Our main reason for going to the Guggenheim was to enjoy the exhibition of new works by Hockney. I didn’t know much about Hockney’s work, having just a vague memory of his paintings of very blue swimming pools and static figures in the 1970’s. The new work featured in the exhibition was almost exclusively landscapes done in the past few years. Hockney is now well into his seventies and he sure hasn’t slowed down. I was entranced by room after room after room of landscapes primarily of the Yorkshire countryside, not all that far from where I lived back in 1978. On several of the largest walls (and I mean large!), Hockney hung grids of paintings. Each painting was about 2’ x 2’ but stacked six high and ten across to form a massive three-dimensional landscape. The effect was pretty stunning.

 I was also very impressed by the work he did with the ipad. Hockney is known for his willingness to experiment with new technologies and so has experimented with the capabilities of the ipad for producing art. He uses his ipad to make sketches in the field and also to make finished pieces. Some of these he had printed as huge blow-ups – 10 feet high. Apparently, some critics panned his use of the ipad to make his large prints but I thought they were pretty amazing. It’s not like Hockney doesn’t also do a ton of painting. He’s incredibly prolific. Almost all the work in the exhibition (and there must have been hundreds of pieces) were done in a year. The exhibition also included a great documentary that we watched for quite awhile. We ended up buying the DVD so we could see the whole thing at home. I can’t say I liked every piece in the exhibition but taken as a whole, it was a stunning body of work. Very inspiring.

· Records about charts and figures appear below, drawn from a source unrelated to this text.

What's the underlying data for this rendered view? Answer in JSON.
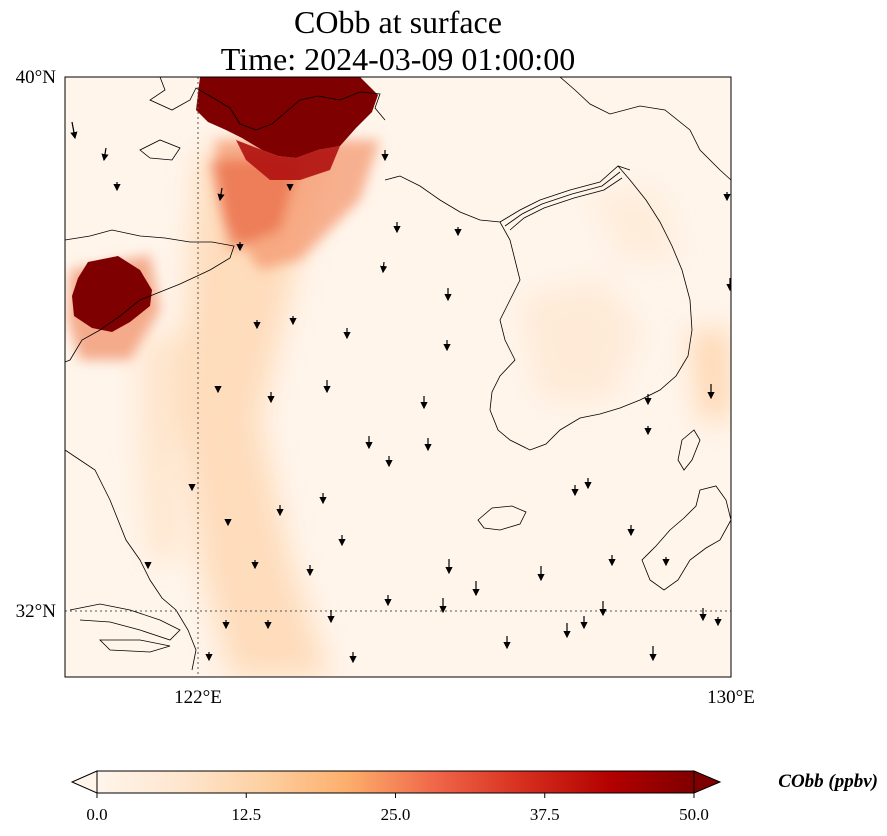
{
  "map": {
    "title": "CObb at surface",
    "subtitle": "Time: 2024-03-09 01:00:00",
    "lat_labels": [
      {
        "value": 40,
        "text": "40°N"
      },
      {
        "value": 32,
        "text": "32°N"
      }
    ],
    "lon_labels": [
      {
        "value": 122,
        "text": "122°E"
      },
      {
        "value": 130,
        "text": "130°E"
      }
    ],
    "gridlines": {
      "lon": [
        122
      ],
      "lat": [
        32
      ],
      "style": "dotted"
    },
    "extent": {
      "lon_min": 120,
      "lon_max": 130,
      "lat_min": 31,
      "lat_max": 40
    },
    "wind_vectors": "small black arrows, mostly pointing south",
    "colors": {
      "coast": "#000000",
      "background": "#fff5eb"
    }
  },
  "colorbar": {
    "label": "CObb (ppbv)",
    "min": 0.0,
    "max": 50.0,
    "ticks": [
      {
        "value": 0,
        "text": "0.0"
      },
      {
        "value": 12.5,
        "text": "12.5"
      },
      {
        "value": 25,
        "text": "25.0"
      },
      {
        "value": 37.5,
        "text": "37.5"
      },
      {
        "value": 50,
        "text": "50.0"
      }
    ],
    "extend": "both",
    "colormap": [
      "#fff5eb",
      "#fdd9b4",
      "#fdb97d",
      "#fd8c3b",
      "#e95e0d",
      "#d94801",
      "#a50f15",
      "#7f0000"
    ]
  }
}
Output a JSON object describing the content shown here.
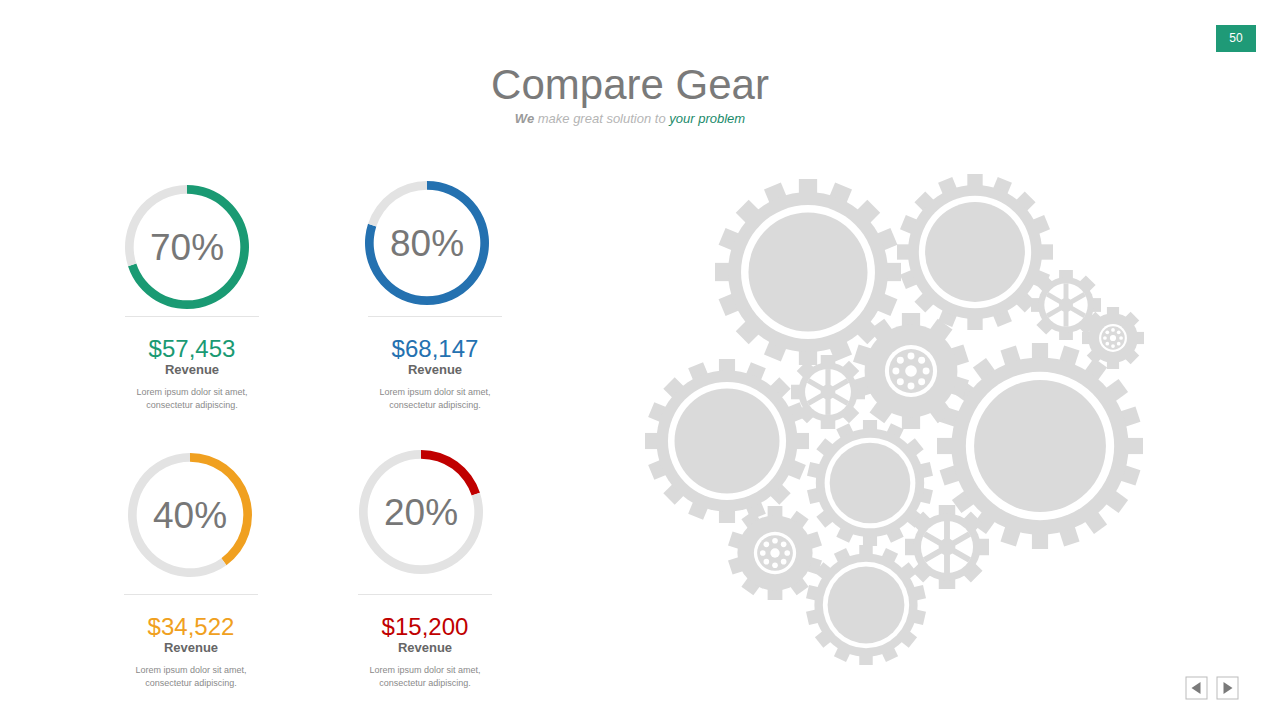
{
  "page_number": "50",
  "title": "Compare Gear",
  "subtitle": {
    "lead": "We",
    "middle": "make great solution to",
    "highlight": "your problem"
  },
  "chart_data": [
    {
      "type": "donut",
      "range": [
        0,
        100
      ],
      "values": [
        70
      ],
      "value_labels": [
        "70%"
      ],
      "color": "#1a9a73",
      "revenue": "$57,453",
      "caption": "Revenue",
      "description": [
        "Lorem ipsum dolor sit amet,",
        "consectetur adipiscing."
      ]
    },
    {
      "type": "donut",
      "range": [
        0,
        100
      ],
      "values": [
        80
      ],
      "value_labels": [
        "80%"
      ],
      "color": "#2471b0",
      "revenue": "$68,147",
      "caption": "Revenue",
      "description": [
        "Lorem ipsum dolor sit amet,",
        "consectetur adipiscing."
      ]
    },
    {
      "type": "donut",
      "range": [
        0,
        100
      ],
      "values": [
        40
      ],
      "value_labels": [
        "40%"
      ],
      "color": "#f0a020",
      "revenue": "$34,522",
      "caption": "Revenue",
      "description": [
        "Lorem ipsum dolor sit amet,",
        "consectetur adipiscing."
      ]
    },
    {
      "type": "donut",
      "range": [
        0,
        100
      ],
      "values": [
        20
      ],
      "value_labels": [
        "20%"
      ],
      "color": "#c00000",
      "revenue": "$15,200",
      "caption": "Revenue",
      "description": [
        "Lorem ipsum dolor sit amet,",
        "consectetur adipiscing."
      ]
    }
  ]
}
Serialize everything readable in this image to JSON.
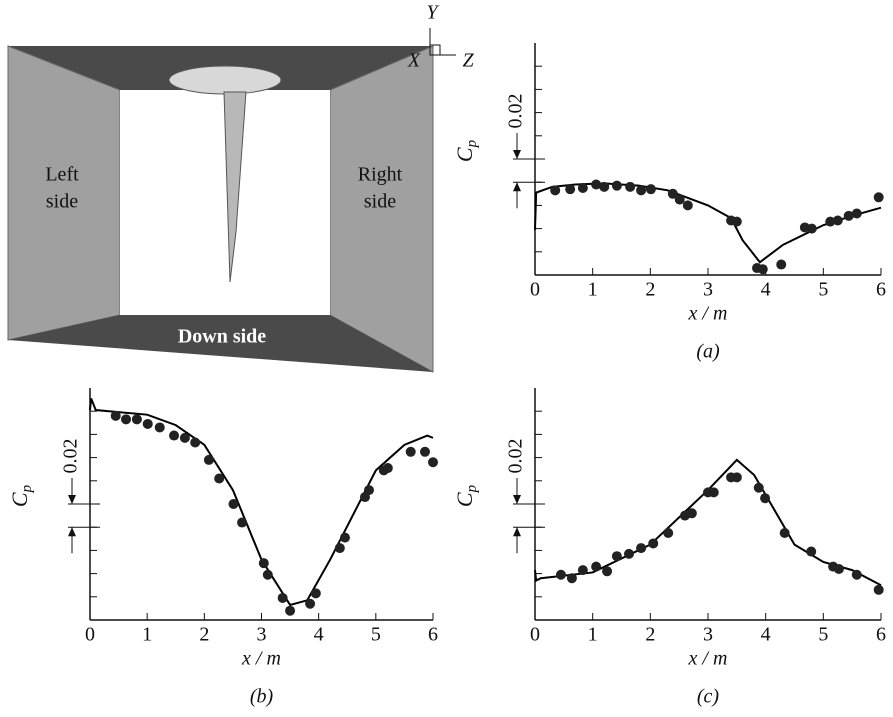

We decided to buy food in a local supermarket and stay in for dinner. I spent the evening in the posh bar in the hotel writing and downing a few glasses of good Spanish red wine.

 Around 11, we went out for a pre bedtime stroll along the river back towards the Guggenheim. The whole area was completely deserted – huge wide avenues and plazas and no people. I think the night scene is across the river in the old town but we didn’t feel like walking that far.

 The next morning we said Adios to Bilbao and headed back onto the highway towards France. Our goal was a lovely looking B & B called Chateau Le Tour in the Dordogne region, about an hour east of Bordeaux. We got pretty lost in the tiny country roads but when finally we pulled up in front of the chateaux, the extra twists and turns were worth it.